Apr 30, 2012 at 15:13

Interesting that it is Clive Adamson who is being quoted, does he not remember sending an email on 21st September 2009 to one of his friends invested in Arch Cru the exact content of the email is as follows

“From: Clive Adamson [mailto:clive.adamson@blueyonder.co.uk]

Sent: 21 September 2009 21:10

To:

Subject Re:

I have found out something about this situation and while I can't tell you everything as it is not public I will try to outline what appears to have happened.

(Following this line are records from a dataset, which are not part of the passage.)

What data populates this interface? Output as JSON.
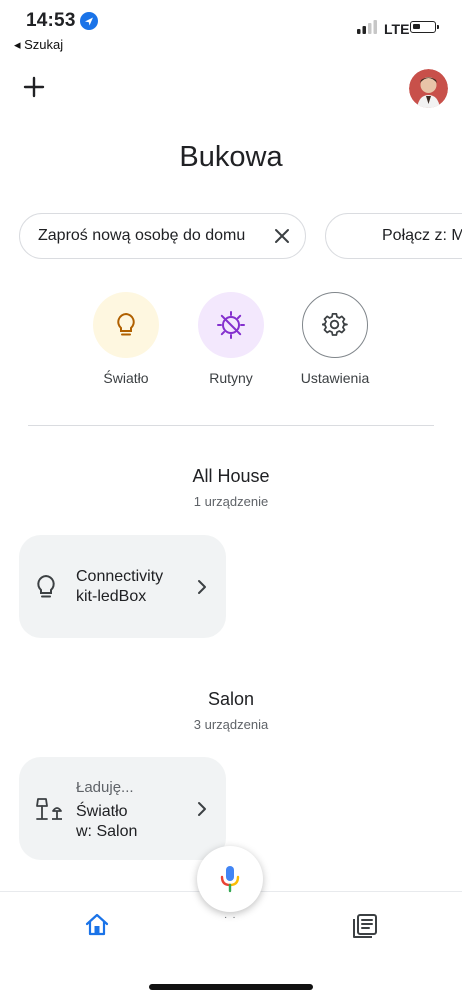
{
  "status_bar": {
    "time": "14:53",
    "back_label": "◂ Szukaj",
    "network": "LTE"
  },
  "header": {
    "home_name": "Bukowa"
  },
  "chips": [
    {
      "label": "Zaproś nową osobę do domu"
    },
    {
      "label": "Połącz z: M"
    }
  ],
  "quick_actions": [
    {
      "label": "Światło",
      "icon": "lightbulb-icon",
      "color": "#fef7e0"
    },
    {
      "label": "Rutyny",
      "icon": "routine-icon",
      "color": "#f3e8fd"
    },
    {
      "label": "Ustawienia",
      "icon": "gear-icon",
      "color": "#ffffff"
    }
  ],
  "rooms": [
    {
      "title": "All House",
      "count": "1 urządzenie",
      "devices": [
        {
          "name_line1": "Connectivity",
          "name_line2": "kit-ledBox",
          "icon": "lightbulb-icon"
        }
      ]
    },
    {
      "title": "Salon",
      "count": "3 urządzenia",
      "devices": [
        {
          "status": "Ładuję...",
          "name_line1": "Światło",
          "name_line2": "w: Salon",
          "icon": "lamps-icon"
        }
      ]
    }
  ],
  "bottom_nav": {
    "items": [
      "home-icon",
      "feed-icon"
    ],
    "active_color": "#1a73e8",
    "mic_icon": "microphone-icon"
  }
}
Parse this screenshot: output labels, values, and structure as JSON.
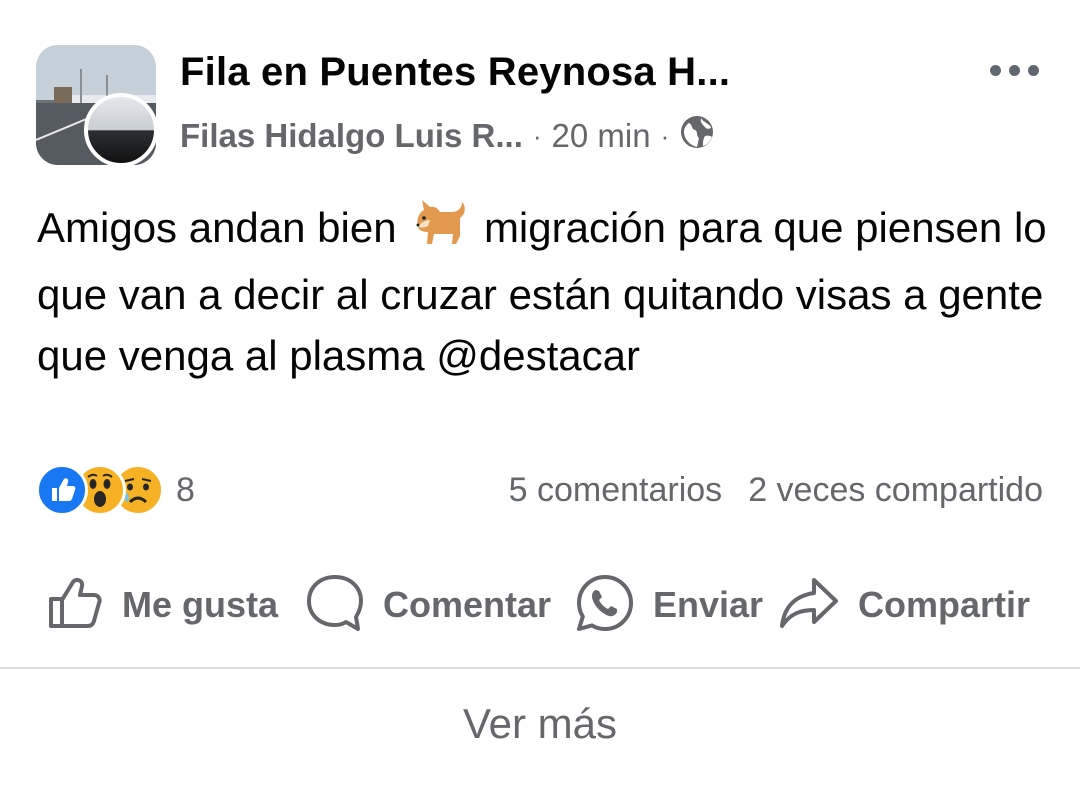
{
  "post": {
    "group_name": "Fila en Puentes Reynosa H...",
    "author": "Filas Hidalgo Luis R...",
    "separator": "·",
    "time": "20 min",
    "privacy_icon": "globe-icon",
    "text_before_emoji": "Amigos andan bien",
    "emoji": "dog-emoji",
    "text_after_emoji": "migración para que piensen lo que van a decir al cruzar están quitando visas a gente que venga al plasma @destacar"
  },
  "reactions": {
    "types": [
      "like",
      "wow",
      "sad"
    ],
    "count": "8"
  },
  "stats": {
    "comments": "5 comentarios",
    "shares": "2 veces compartido"
  },
  "actions": {
    "like": "Me gusta",
    "comment": "Comentar",
    "send": "Enviar",
    "share": "Compartir"
  },
  "footer": {
    "see_more": "Ver más"
  },
  "colors": {
    "text": "#050505",
    "secondary": "#65676b",
    "like_blue": "#1877f2",
    "reaction_yellow": "#f7b125",
    "divider": "#dadde1"
  }
}
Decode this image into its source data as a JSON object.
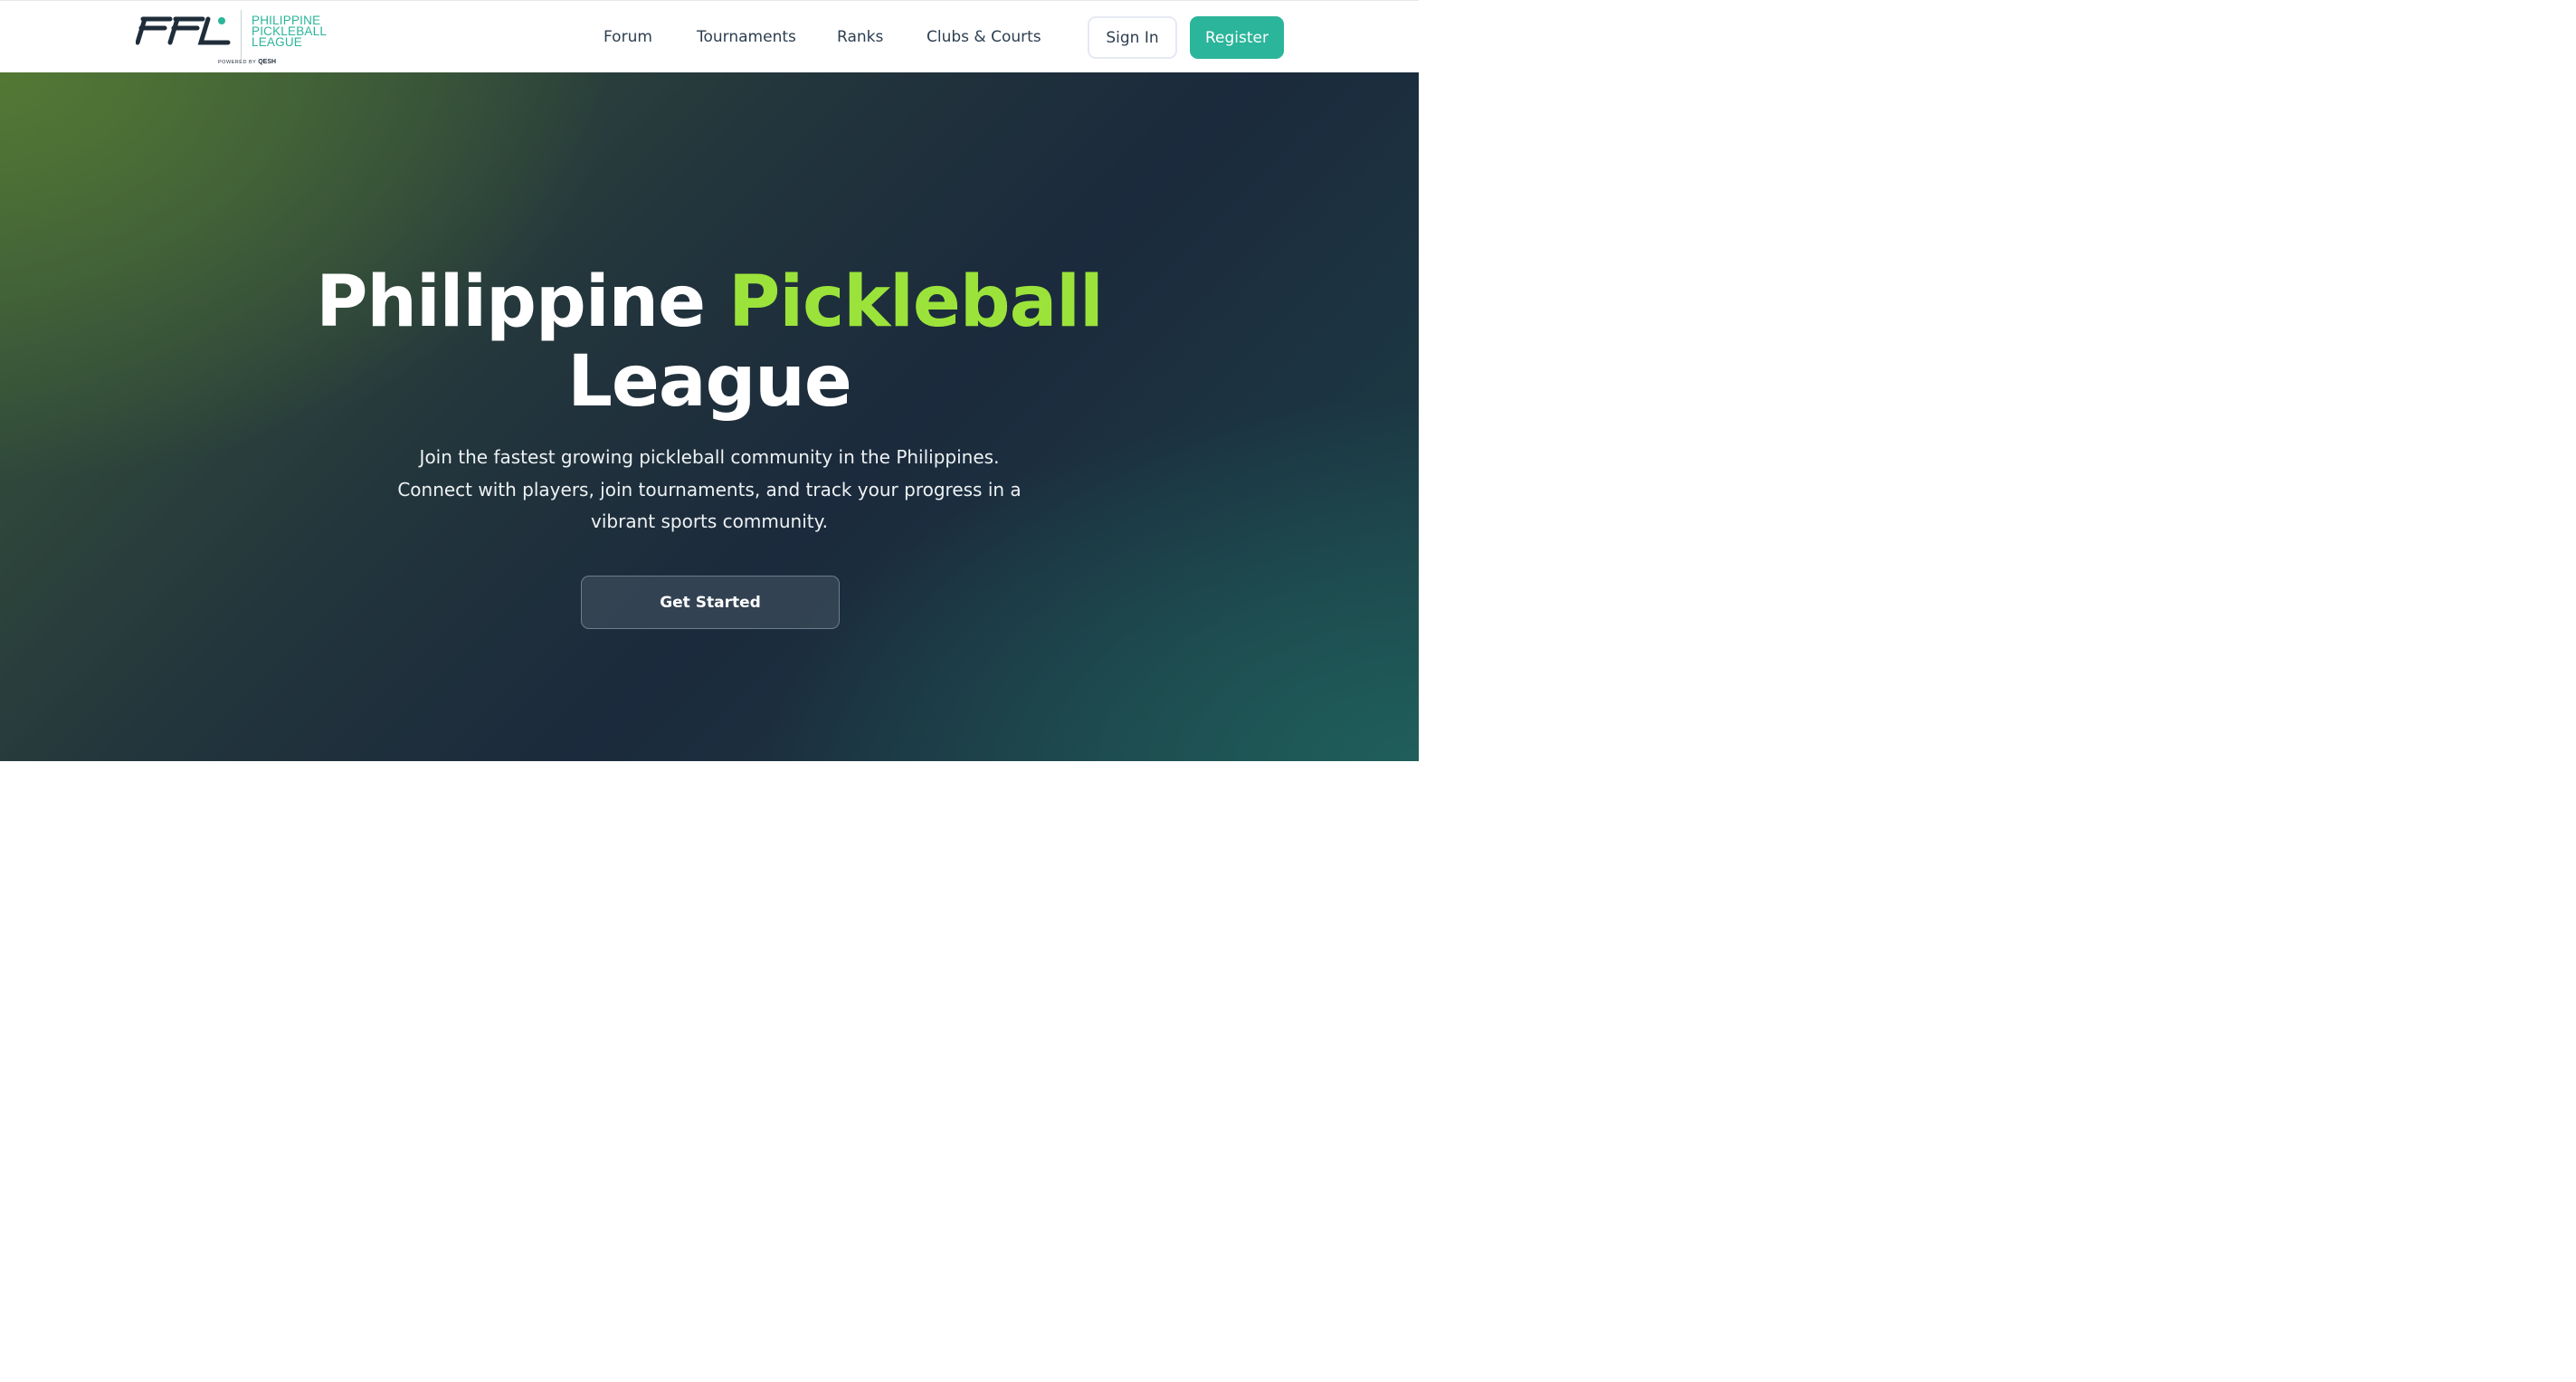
{
  "header": {
    "logo": {
      "text_lines": [
        "PHILIPPINE",
        "PICKLEBALL",
        "LEAGUE"
      ],
      "powered_by": "POWERED BY",
      "powered_brand": "QESH"
    },
    "nav": [
      {
        "label": "Forum"
      },
      {
        "label": "Tournaments"
      },
      {
        "label": "Ranks"
      },
      {
        "label": "Clubs & Courts"
      }
    ],
    "sign_in_label": "Sign In",
    "register_label": "Register"
  },
  "hero": {
    "title_part1": "Philippine",
    "title_accent": "Pickleball",
    "title_part2": "League",
    "subtitle": "Join the fastest growing pickleball community in the Philippines. Connect with players, join tournaments, and track your progress in a vibrant sports community.",
    "cta_label": "Get Started"
  },
  "colors": {
    "brand_teal": "#2bb59a",
    "accent_green": "#9be33a",
    "nav_text": "#2d3e50",
    "logo_navy": "#1f2d3a"
  }
}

Essentially, the Arch cru funds invested in a series of entities listed in the Channel Islands which themselves invested in a range of illiquid investments. When it became clear that there was insufficient liquidity in the Arch Cru funds (which became apparent when the funds tried to sell the Channel Islands vehicles and failed as there was no market) they were suspended. As I understand it, Capita were the manager of the funds but outsourced this function to Arch Investment Managers.

It seems the best case is that Capita make some sort of restitution for the lost value (unlikely to come from Arch as they don't really have any significant resources) but this may take time and depends on Capita having sufficient resources. There are also other entities which acted as depositories that may come into any action.

The worst case is that there is no compensation and investors are stuck in the funds with uncertain prospects of recovery due to the nature of the underlying investments. It is also not clear that compensation can be obtained from the FSCS compensation body as this can only be obtained under certain circumstances which may not occur here.

The best course of action is to make a formal complaint to any advisor you used and to Capita. If you don't receive satisfaction you can complain to the Financial Ombudsman Service.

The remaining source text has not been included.